Okhai Michael Akhigbe (29 September 1946 – 28 October 2013) was a vice admiral of the Nigerian Navy who served as de facto vice president of Nigeria (as Chief of General Staff) under military head of state General Abdusalami Abubakar from June 1998 to May 1999, when the military government was terminated and replaced by the Fourth Nigerian Republic. He previously served as Chief of Naval Staff, the highest-ranking officer of the Nigerian Navy from 1994 to 1998; military governor of Lagos State from 1986 to 1988; and military governor of Ondo State from 1985 to 1986.

==Early life==
Akhigbe was born on 29 September 1946, in Fugar, Aviawu clan in Etsako Central Local Government Area of Edo State and was educated at Afenmai Anglican Grammar School, Igarra from 1961 to 1965.

==Military career==
He attended the Nigerian Defence Academy, Royal Naval School of Maritime Operations Dryad, Southwick UK, Command and Staff College Jaji, National Institute for Policy and Strategic Studies Kuru, University of Poitiers, Rouen, France, and the International Defense Management Program at the Naval Postgraduate School, in California, United States.

He was the Principal Welfare Officer of the Nigerian Navy Flagship NNS Aradu, Military Governor of Lagos and Ondo States, Director, Naval Plans, Naval Headquarters, Flag Officer commanding the Easter Naval Command and Chief of Naval Staff.
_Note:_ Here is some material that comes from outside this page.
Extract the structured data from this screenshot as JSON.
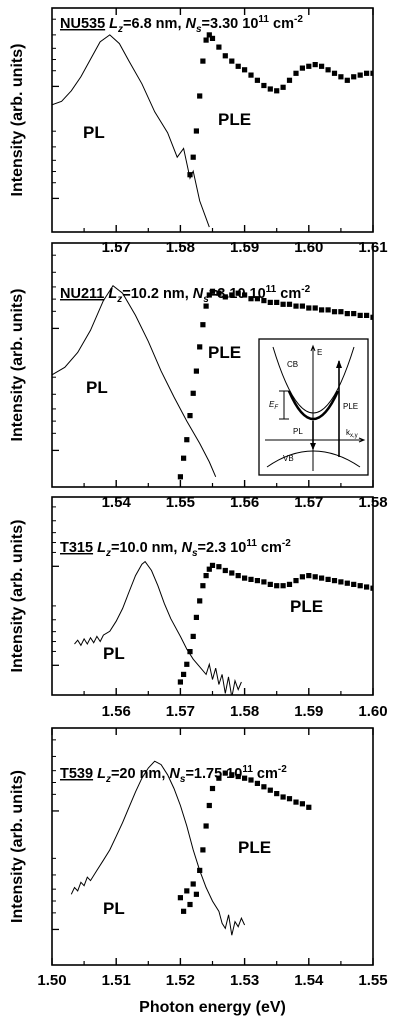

==Chief of General Staff==
In 1998, Akhigbe became Chief of General Staff and Vice President of Nigeria, and played a prominent role in the transition from military to civilian rule in 1999 under General Abdusalami Abubakar.

==Later career==
Akhigbe was an attorney with specialization in maritime law. He was also a seasoned businessman with substantial investments in real estate. He died of throat cancer in New York on 28 October 2013.

==Honours==
He was awarded the honour of the Grand Commander of the Order of the Niger (GCON), in 1998 and an honorary doctorate by the University of Benin in 2003. His military decorations include Force Service Star, Meritorious Service Star, and Defense Service Star.

==Community development==
Akhigbe brought electricity to the Fugar community. He brought the administrative headquarters of Etsako Central Local Government Area of Edo State Nigeria to Fugar City. He was the single most important factor in the rehabilitation of the Teacher's college Ikere Ekiti, later called Ondo State College of Education. Akhigbe, then a Navy Commander and Military Governor of old Ondo State approved the appointment of USAID-Harvard trained educationist, Dr. Sam Adebayo Adewuya as the Sole Administrator of the college with the sole command of returning the dilapidated college to functional level within three years. The college has since evolved into the University of Education, Ekiti State Tunedik.